Par conclusions déposées au greffe de la Cour d'appel de PARIS le 8 décembre 2022, la DNEF fait valoir:

1 Un rappel préalable de la procédure est exposé.

2 Discusssion.

1 Rappel préalable des faits.

L'administration fiscale rappelle et développe les éléments de la requête soumis à l'appréciation du juge justifiant la mise en oeuvre de la procédure de visite domiciliaire ainsi que les pièces produites.

Selon l'administration fiscale, il peut être présumé que la société de droit luxembourgeois [R] TRATTORIA IT SARL exerce à partir du territoire national, une activité professionnelle liée à la gestion de franchises et de marques sans souscrire les déclarations fiscales correspondantes et ainsi ne procède pas à la passation régulière des écritures comptables correspondantes.

2 L'argumentation développée par les parties appelantes ne remet pas en cause le bien-fondé des présomptions retenues par le premier juge.

Sur le centre décisionnel de la société [R] TRATTORIA IT SARL.

En l'espèce, contrairement à ce que soutiennent les appelants, la présomption d'une absence de direction effective par M. [F] n'est pas fondée sur la seule lecture des statuts.

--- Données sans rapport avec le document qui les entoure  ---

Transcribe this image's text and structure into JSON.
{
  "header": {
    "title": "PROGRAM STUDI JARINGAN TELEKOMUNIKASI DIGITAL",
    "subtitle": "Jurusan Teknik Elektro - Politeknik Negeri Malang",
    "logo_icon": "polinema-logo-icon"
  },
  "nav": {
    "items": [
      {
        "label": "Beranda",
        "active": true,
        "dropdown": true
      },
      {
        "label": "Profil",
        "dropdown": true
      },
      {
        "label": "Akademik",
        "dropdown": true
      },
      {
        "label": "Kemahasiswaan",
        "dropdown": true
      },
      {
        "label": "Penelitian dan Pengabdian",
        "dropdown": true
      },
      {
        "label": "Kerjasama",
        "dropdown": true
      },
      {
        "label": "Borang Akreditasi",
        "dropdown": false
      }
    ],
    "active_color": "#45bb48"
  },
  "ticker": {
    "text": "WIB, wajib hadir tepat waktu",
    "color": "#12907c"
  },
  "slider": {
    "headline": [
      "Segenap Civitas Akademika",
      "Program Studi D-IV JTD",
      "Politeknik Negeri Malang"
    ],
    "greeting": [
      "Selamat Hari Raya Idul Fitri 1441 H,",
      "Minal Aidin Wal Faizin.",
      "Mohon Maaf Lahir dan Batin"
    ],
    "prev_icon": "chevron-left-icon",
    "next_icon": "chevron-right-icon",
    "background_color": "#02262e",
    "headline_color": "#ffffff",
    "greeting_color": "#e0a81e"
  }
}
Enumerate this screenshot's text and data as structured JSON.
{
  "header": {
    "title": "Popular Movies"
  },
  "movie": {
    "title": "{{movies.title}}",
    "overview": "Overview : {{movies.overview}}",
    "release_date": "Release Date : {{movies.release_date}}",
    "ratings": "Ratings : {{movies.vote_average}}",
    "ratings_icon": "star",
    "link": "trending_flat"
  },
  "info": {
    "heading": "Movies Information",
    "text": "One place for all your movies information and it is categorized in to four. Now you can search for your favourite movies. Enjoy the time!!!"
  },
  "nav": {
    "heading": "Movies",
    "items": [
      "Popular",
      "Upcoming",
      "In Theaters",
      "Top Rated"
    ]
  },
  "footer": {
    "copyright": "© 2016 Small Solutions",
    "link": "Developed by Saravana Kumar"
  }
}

En effet, après avoir rappelé les termes de l'article 14 des statuts, le JLD a relevé que Monsieur [C] [F] pouvait être présumé ne pas disposer de pouvoirs de direction effective dès lors qu'il exerçait la profession de comptable, était le directeur (« CEO » Chief Executive Officer) de la société LUXOR AUDIT SARL, société de droit luxembourgeois qui a pour activités la comptabilité, le conseil, la fiscalité, le social, la domiciliation, les mandats sociaux, le juridique et qu'il exerçait des fonctions de direction dans 17 entreprises luxembourgeoises dont 7 sont domiciliées au [Adresse 5], adresse de la société LUXOR AUDIT SARL.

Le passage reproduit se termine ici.